The best interests test, as set out in the Mental Capacity Act 2005 (MCA), provides the legal framework for making healthcare decisions on behalf of adults who lack capacity. This essay examines the extent to which the test can be regarded as patient-centred and patient-empowering. It first outlines the statutory provisions, before considering elements that promote a patient perspective. The discussion then addresses limitations that constrain empowerment, drawing on case law and commentary. Finally, the essay considers whether reform is required, concluding that targeted adjustments would strengthen the patient focus without undermining the protective purpose of the test.

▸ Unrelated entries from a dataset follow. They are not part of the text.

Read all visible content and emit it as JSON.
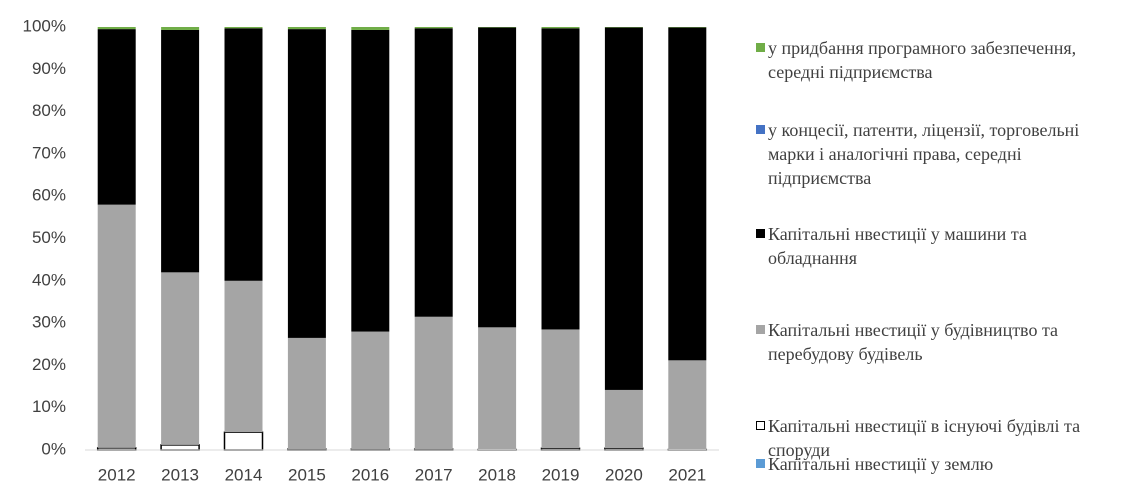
{
  "chart_data": {
    "type": "stacked_bar",
    "categories": [
      "2012",
      "2013",
      "2014",
      "2015",
      "2016",
      "2017",
      "2018",
      "2019",
      "2020",
      "2021"
    ],
    "series": [
      {
        "name": "Капітальні нвестиції у землю",
        "color": "#5b9bd5",
        "values": [
          0,
          0,
          0,
          0,
          0,
          0,
          0,
          0,
          0,
          0
        ]
      },
      {
        "name": "Капітальні нвестиції в існуючі будівлі та споруди",
        "color": "#ffffff",
        "values": [
          0.5,
          1.2,
          4.2,
          0.2,
          0.2,
          0.2,
          0.1,
          0.4,
          0.4,
          0.1
        ]
      },
      {
        "name": "Капітальні нвестиції у будівництво та перебудову будівель",
        "color": "#a5a5a5",
        "values": [
          57.5,
          40.8,
          35.8,
          26.3,
          27.8,
          31.3,
          28.9,
          28.1,
          13.8,
          21.1
        ]
      },
      {
        "name": "Капітальні нвестиції у машини та обладнання",
        "color": "#000000",
        "values": [
          41.5,
          57.3,
          59.7,
          73,
          71.3,
          68.2,
          70.9,
          71.2,
          85.7,
          78.7
        ]
      },
      {
        "name": "у концесії, патенти, ліцензії, торговельні марки і аналогічні права, середні підприємства",
        "color": "#4472c4",
        "values": [
          0,
          0,
          0,
          0,
          0,
          0,
          0,
          0,
          0,
          0
        ]
      },
      {
        "name": "у придбання програмного забезпечення, середні підприємства",
        "color": "#70ad47",
        "values": [
          0.5,
          0.7,
          0.3,
          0.5,
          0.7,
          0.3,
          0.1,
          0.3,
          0.1,
          0.1
        ]
      }
    ],
    "ylim": [
      0,
      100
    ],
    "yticks": [
      {
        "value": 0,
        "label": "0%"
      },
      {
        "value": 10,
        "label": "10%"
      },
      {
        "value": 20,
        "label": "20%"
      },
      {
        "value": 30,
        "label": "30%"
      },
      {
        "value": 40,
        "label": "40%"
      },
      {
        "value": 50,
        "label": "50%"
      },
      {
        "value": 60,
        "label": "60%"
      },
      {
        "value": 70,
        "label": "70%"
      },
      {
        "value": 80,
        "label": "80%"
      },
      {
        "value": 90,
        "label": "90%"
      },
      {
        "value": 100,
        "label": "100%"
      }
    ],
    "legend": "right"
  }
}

The Statutory Framework of the Best Interests Test
Section 1(5) of the MCA establishes that any act done or decision made on behalf of a person who lacks capacity must be done or made in that person’s best interests. Section 4 sets out the factors that must be considered when determining best interests. These include the person’s past and present wishes, feelings, beliefs and values, as well as the views of anyone named by the person or engaged in their care. Lady Hale’s statement in Aintree University Hospitals NHS Foundation Trust v James [2013] UKSC 67 emphasises that the test is intended to adopt the viewpoint of the individual rather than an external or purely objective standard. The statutory checklist therefore represents a deliberate attempt to move away from a purely paternalistic model of decision-making.

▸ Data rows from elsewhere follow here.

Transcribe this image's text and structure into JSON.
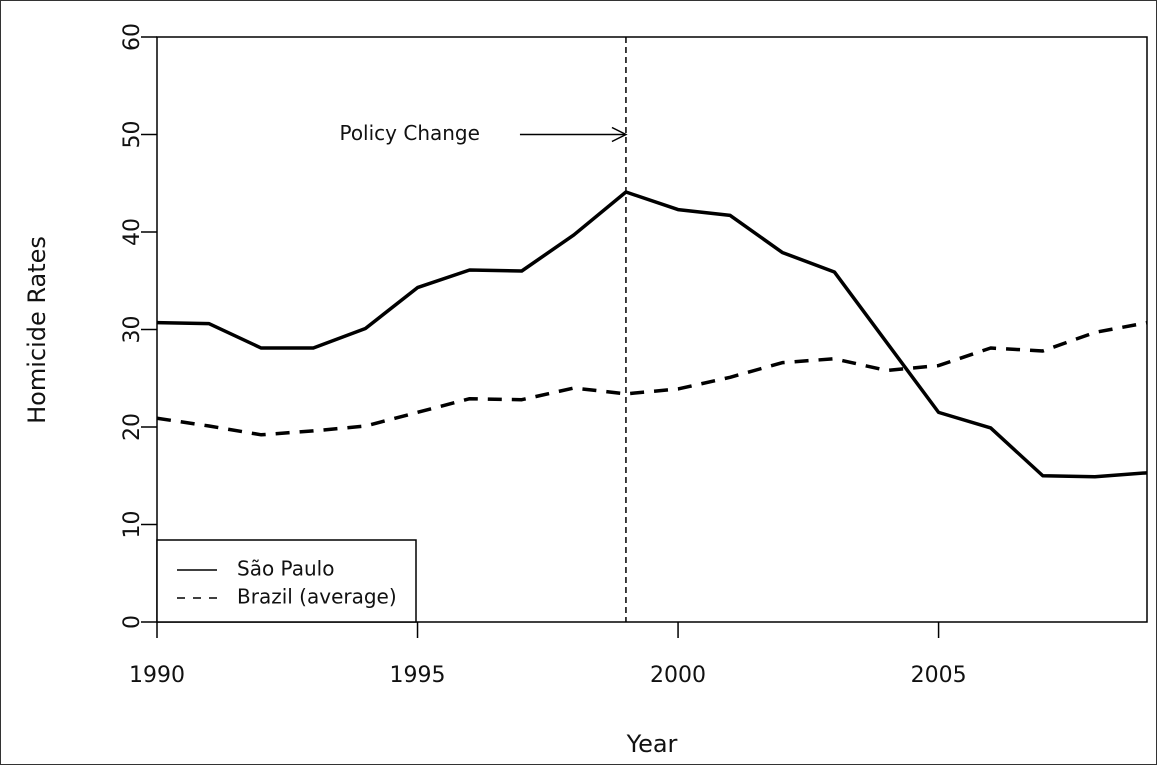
{
  "chart_data": {
    "type": "line",
    "x_label": "Year",
    "y_label": "Homicide Rates",
    "x": [
      1990,
      1991,
      1992,
      1993,
      1994,
      1995,
      1996,
      1997,
      1998,
      1999,
      2000,
      2001,
      2002,
      2003,
      2004,
      2005,
      2006,
      2007,
      2008,
      2009
    ],
    "series": [
      {
        "name": "São Paulo",
        "color": "#000000",
        "linestyle": "solid",
        "values": [
          30.7,
          30.6,
          28.1,
          28.1,
          30.1,
          34.3,
          36.1,
          36.0,
          39.7,
          44.1,
          42.3,
          41.7,
          37.9,
          35.9,
          28.7,
          21.5,
          19.9,
          15.0,
          14.9,
          15.3
        ]
      },
      {
        "name": "Brazil (average)",
        "color": "#000000",
        "linestyle": "dashed",
        "values": [
          20.9,
          20.1,
          19.2,
          19.6,
          20.1,
          21.5,
          22.9,
          22.8,
          24.0,
          23.4,
          23.9,
          25.1,
          26.6,
          27.0,
          25.8,
          26.3,
          28.1,
          27.8,
          29.7,
          30.7
        ]
      }
    ],
    "annotation": {
      "text": "Policy Change",
      "x": 1999,
      "y": 50
    },
    "xlim": [
      1990,
      2009
    ],
    "ylim": [
      0,
      60
    ],
    "xticks": [
      1990,
      1995,
      2000,
      2005
    ],
    "yticks": [
      0,
      10,
      20,
      30,
      40,
      50,
      60
    ],
    "legend": "bottomleft"
  }
}
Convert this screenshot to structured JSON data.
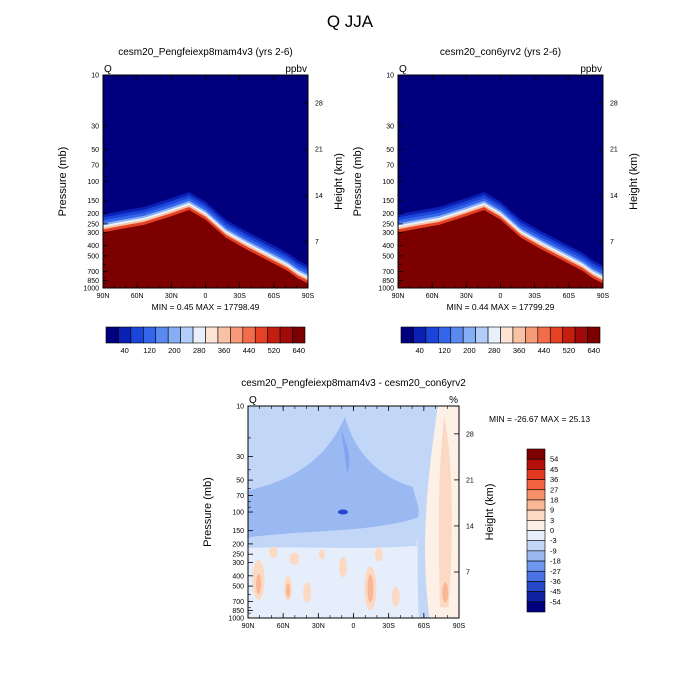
{
  "figure": {
    "title": "Q JJA"
  },
  "chart_data": [
    {
      "type": "contour",
      "title": "cesm20_Pengfeiexp8mam4v3 (yrs 2-6)",
      "left_label": "Q",
      "right_label": "ppbv",
      "ylabel": "Pressure (mb)",
      "y2label": "Height (km)",
      "xticks": [
        "90N",
        "60N",
        "30N",
        "0",
        "30S",
        "60S",
        "90S"
      ],
      "yticks": [
        "10",
        "30",
        "50",
        "70",
        "100",
        "150",
        "200",
        "250",
        "300",
        "400",
        "500",
        "700",
        "850",
        "1000"
      ],
      "y2ticks": [
        "28",
        "21",
        "14",
        "7"
      ],
      "min": 0.45,
      "max": 17798.49,
      "stats_text": "MIN =   0.45  MAX = 17798.49",
      "colorbar_labels": [
        "40",
        "120",
        "200",
        "280",
        "360",
        "440",
        "520",
        "640"
      ],
      "colorbar_colors": [
        "#00007f",
        "#0a1fb4",
        "#1a45d8",
        "#3565ea",
        "#5a8af0",
        "#86aef5",
        "#b4cdf8",
        "#e8f0fc",
        "#fce3d3",
        "#f9c1a6",
        "#f69a78",
        "#f36d4b",
        "#e44125",
        "#c41e11",
        "#a00a08",
        "#7c0000"
      ]
    },
    {
      "type": "contour",
      "title": "cesm20_con6yrv2 (yrs 2-6)",
      "left_label": "Q",
      "right_label": "ppbv",
      "ylabel": "Pressure (mb)",
      "y2label": "Height (km)",
      "xticks": [
        "90N",
        "60N",
        "30N",
        "0",
        "30S",
        "60S",
        "90S"
      ],
      "yticks": [
        "10",
        "30",
        "50",
        "70",
        "100",
        "150",
        "200",
        "250",
        "300",
        "400",
        "500",
        "700",
        "850",
        "1000"
      ],
      "y2ticks": [
        "28",
        "21",
        "14",
        "7"
      ],
      "min": 0.44,
      "max": 17799.29,
      "stats_text": "MIN =   0.44  MAX = 17799.29",
      "colorbar_labels": [
        "40",
        "120",
        "200",
        "280",
        "360",
        "440",
        "520",
        "640"
      ],
      "colorbar_colors": [
        "#00007f",
        "#0a1fb4",
        "#1a45d8",
        "#3565ea",
        "#5a8af0",
        "#86aef5",
        "#b4cdf8",
        "#e8f0fc",
        "#fce3d3",
        "#f9c1a6",
        "#f69a78",
        "#f36d4b",
        "#e44125",
        "#c41e11",
        "#a00a08",
        "#7c0000"
      ]
    },
    {
      "type": "contour",
      "title": "cesm20_Pengfeiexp8mam4v3 - cesm20_con6yrv2",
      "left_label": "Q",
      "right_label": "%",
      "ylabel": "Pressure (mb)",
      "y2label": "Height (km)",
      "xticks": [
        "90N",
        "60N",
        "30N",
        "0",
        "30S",
        "60S",
        "90S"
      ],
      "yticks": [
        "10",
        "30",
        "50",
        "70",
        "100",
        "150",
        "200",
        "250",
        "300",
        "400",
        "500",
        "700",
        "850",
        "1000"
      ],
      "y2ticks": [
        "28",
        "21",
        "14",
        "7"
      ],
      "min": -26.67,
      "max": 25.13,
      "stats_text": "MIN = -26.67  MAX =  25.13",
      "colorbar_labels": [
        "54",
        "45",
        "36",
        "27",
        "18",
        "9",
        "3",
        "0",
        "-3",
        "-9",
        "-18",
        "-27",
        "-36",
        "-45",
        "-54"
      ],
      "colorbar_colors": [
        "#7c0000",
        "#b50f0b",
        "#e2381f",
        "#f3623f",
        "#f6906b",
        "#f9b796",
        "#fcd9c3",
        "#fdf0e7",
        "#e6eefb",
        "#c2d6f7",
        "#9ab9f3",
        "#6f96ee",
        "#4a72e3",
        "#2648c8",
        "#0e22a0",
        "#00007f"
      ]
    }
  ]
}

Patient-Centred Features of the Test
Several aspects of section 4 demonstrate a patient-centred orientation. The requirement in section 4(6) to consider the individual’s wishes and beliefs means that decision-makers cannot simply impose their own view of welfare. In Aintree, Lady Hale clarified that the court must put itself in the patient’s position and consider what the patient would regard as beneficial. Subsequent cases, such as Briggs v Briggs [2016] EWCOP 53, have given considerable weight to an earlier statement of wishes when determining that continued life-sustaining treatment was not in the patient’s best interests. The test therefore incorporates subjective elements that differentiate it from a purely medical or objective assessment of benefit. This approach recognises that patients may value quality of life or personal dignity differently from clinicians, thereby enhancing the patient-centred character of the decision.

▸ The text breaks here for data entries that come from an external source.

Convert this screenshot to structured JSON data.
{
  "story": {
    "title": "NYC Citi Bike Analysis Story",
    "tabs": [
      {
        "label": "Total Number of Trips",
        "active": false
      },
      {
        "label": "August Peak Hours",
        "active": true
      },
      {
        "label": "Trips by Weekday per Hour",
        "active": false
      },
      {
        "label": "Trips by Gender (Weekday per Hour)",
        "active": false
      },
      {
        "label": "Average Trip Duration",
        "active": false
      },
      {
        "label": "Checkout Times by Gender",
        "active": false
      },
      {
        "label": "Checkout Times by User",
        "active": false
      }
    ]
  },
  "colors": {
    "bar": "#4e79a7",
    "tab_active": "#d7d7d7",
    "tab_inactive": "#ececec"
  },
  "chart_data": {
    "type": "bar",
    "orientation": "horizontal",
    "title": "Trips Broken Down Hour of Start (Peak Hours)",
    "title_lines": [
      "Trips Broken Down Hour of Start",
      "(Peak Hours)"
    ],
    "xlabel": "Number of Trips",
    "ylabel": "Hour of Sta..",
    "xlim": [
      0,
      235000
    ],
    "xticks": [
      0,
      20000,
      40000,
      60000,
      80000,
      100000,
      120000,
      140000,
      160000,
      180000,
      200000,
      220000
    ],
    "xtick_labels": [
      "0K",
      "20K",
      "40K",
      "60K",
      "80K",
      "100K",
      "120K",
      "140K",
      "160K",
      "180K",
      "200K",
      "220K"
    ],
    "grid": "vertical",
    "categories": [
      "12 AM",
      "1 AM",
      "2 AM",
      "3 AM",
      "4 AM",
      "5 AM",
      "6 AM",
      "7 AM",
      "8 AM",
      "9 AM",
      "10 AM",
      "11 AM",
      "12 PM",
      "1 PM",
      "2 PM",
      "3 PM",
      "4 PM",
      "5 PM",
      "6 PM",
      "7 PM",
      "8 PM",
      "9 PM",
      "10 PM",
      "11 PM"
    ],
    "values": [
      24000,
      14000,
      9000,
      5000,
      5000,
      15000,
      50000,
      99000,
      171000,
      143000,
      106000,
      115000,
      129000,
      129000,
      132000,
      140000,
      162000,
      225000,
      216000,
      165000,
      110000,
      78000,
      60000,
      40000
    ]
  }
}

Limitations on Patient Empowerment
Despite these features, the best interests test remains limited in its capacity to empower patients. The final decision rests with a third party—whether a deputy, court or healthcare professional—who retains discretion to override expressed wishes if they are considered contrary to overall welfare. In R (Burke) v General Medical Council [2005] EWCA Civ 1003 the court emphasised that best interests is an objective test, even though subjective factors must be taken into account. Moreover, the absence of a formal supported decision-making regime means that many patients who could participate with appropriate assistance are nevertheless treated as lacking capacity. This structural feature reduces the extent to which the test actively empowers individuals to shape their own care. Furthermore, empirical evidence suggests that best interests meetings often prioritise clinical opinion over detailed exploration of the patient’s biography and values, limiting the practical realisation of the patient-centred ideal.
Arguments for and Against Reform
Calls for reform have focused on strengthening the voice of the individual. Proposals include placing greater formal weight on advance statements and introducing a presumption that a person’s expressed wishes should prevail unless clear contrary evidence exists. Such changes would align more closely with the spirit of Article 12 of the United Nations Convention on the Rights of Persons with Disabilities, which emphasises supported rather than substituted decision-making. However, reform must also preserve the protective function of the test for those whose wishes are unknowable or manifestly harmful. A modest adjustment—such as requiring decision-makers to demonstrate that they have given “particular regard” to ascertainable wishes—could enhance patient empowerment while retaining necessary safeguards. Wholesale replacement of best interests by a pure substituted judgment standard would, conversely, risk undermining protection for vulnerable individuals whose prior wishes are ambiguous.
Conclusion
The best interests test incorporates significant patient-centred elements, particularly through the statutory requirement to consider the individual’s own values and perspective. Nevertheless, the retention of third-party discretion and the absence of robust supported decision-making mechanisms limit its empowering effect. Targeted reform that strengthens the presumption in favour of respecting ascertained wishes would improve patient empowerment without sacrificing essential protection. Such refinement would better realise Lady Hale’s aspiration that decisions be made from the patient’s point of view.
References
- Aintree University Hospitals NHS Foundation Trust v James [2013] UKSC 67.
- Briggs v Briggs [2016] EWCOP 53.
- Donnelly, M. (2010) Healthcare Decision-Making and the Law: Autonomy, Capacity and the Limits of Liberalism. Cambridge: Cambridge University Press.
- House of Lords Select Committee on the Mental Capacity Act 2005 (2014) Mental Capacity Act 2005: Post-Legislative Scrutiny. HL Paper 139. London: The Stationery Office.
- Mental Capacity Act 2005, c.9. Available at: https://www.legislation.gov.uk/ukpga/2005/9/contents (Accessed: 12 October 2024).
- R (Burke) v General Medical Council [2005] EWCA Civ 1003.